Pour reposer ses yeux, encore remplis de la vision d'horreur, il voulut les poser sur les fleurs qui embaumaient l'air qu'il respirait avec délices. Alors, il tressaillit et murmura:

«Ah! quel diable de jardin est-ce là!»

Ce qui motivait cette exclamation, c'était la disposition spéciale du jardinet. Voici:

De l'escalier, par où il venait de descendre, jusqu'à un corps de bâtiment composé d'un rez-de-chaussée seulement, et en mauvais état, ce jardinet pouvait avoir, en largeur, de dix à douze mètres environ.
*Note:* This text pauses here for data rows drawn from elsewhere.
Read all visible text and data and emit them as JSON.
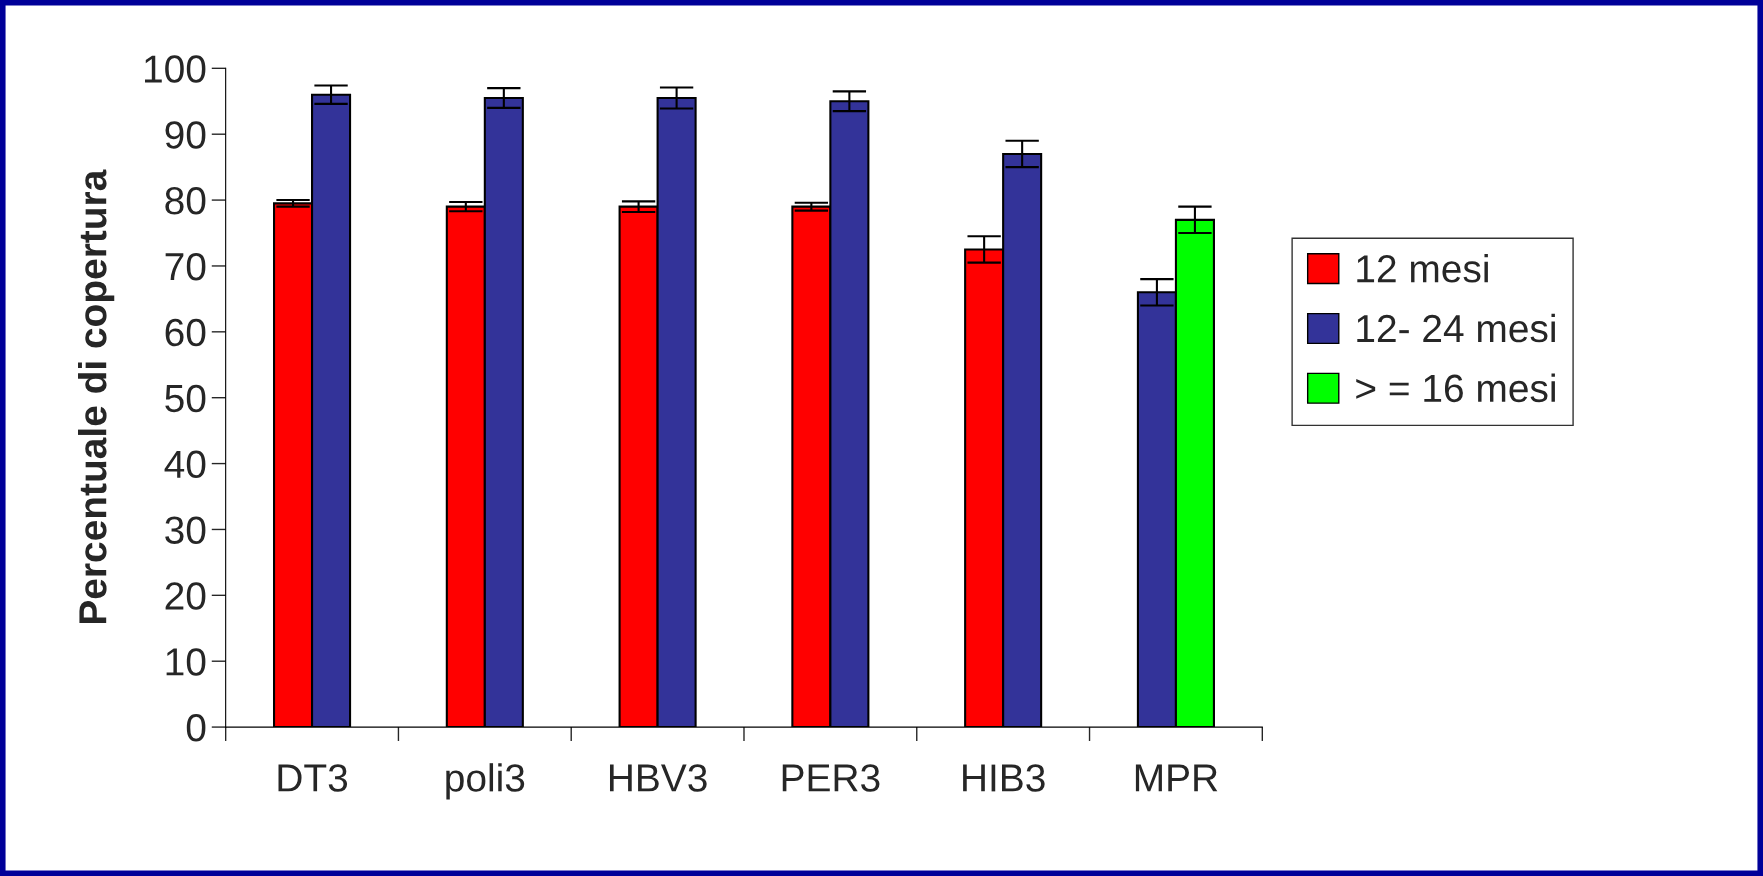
{
  "chart_data": {
    "type": "bar",
    "ylabel": "Percentuale di copertura",
    "categories": [
      "DT3",
      "poli3",
      "HBV3",
      "PER3",
      "HIB3",
      "MPR"
    ],
    "series": [
      {
        "name": "12 mesi",
        "color": "#ff0000",
        "values": [
          79.5,
          79,
          79,
          79,
          72.5,
          null
        ],
        "errors": [
          0.5,
          0.7,
          0.8,
          0.6,
          2,
          null
        ]
      },
      {
        "name": "12- 24 mesi",
        "color": "#333399",
        "values": [
          96,
          95.5,
          95.5,
          95,
          87,
          66
        ],
        "errors": [
          1.4,
          1.5,
          1.6,
          1.5,
          2,
          2
        ]
      },
      {
        "name": "> = 16 mesi",
        "color": "#00ff00",
        "values": [
          null,
          null,
          null,
          null,
          null,
          77
        ],
        "errors": [
          null,
          null,
          null,
          null,
          null,
          2
        ]
      }
    ],
    "ylim": [
      0,
      100
    ],
    "yticks": [
      0,
      10,
      20,
      30,
      40,
      50,
      60,
      70,
      80,
      90,
      100
    ],
    "grid": false,
    "legend": "right"
  }
}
Dans le sens de la longueur, en partant du mur, qui prolongeait la galerie et le séparait du grand jardin, jusqu'à un autre corps de bâtiment composé aussi d'un seul rez-de-chaussée, il mesurait environ une trentaine de mètres. De sorte que ce jardinet se trouvait enfermé entre trois bâtisses (en y comprenant le bâtiment plus important où se trouvait la galerie) et une haute muraille.

Mais ce n'était pas là ce qui étonnait Pardaillan. Ce qui l'étonnait, c'est que ce jardinet était coupé, au milieu et dans toute sa longueur, par un parapet surmonté d'une haute grille dont les barreaux étaient très forts et très rapprochés.

En outre, d'autres barreaux, aussi forts et aussi rapprochés, partaient du toit d'un de ces corps de bâtiment, et venaient s'encastrer sur la grille verticale. De sorte que cela constituait une cage monstrueuse.

Des plantes grimpantes, s'enlaçant aux barreaux, montaient jusqu'au faîte de cette étrange cage, y formaient un dôme de verdure et masquaient en partie ce qui s'y passait.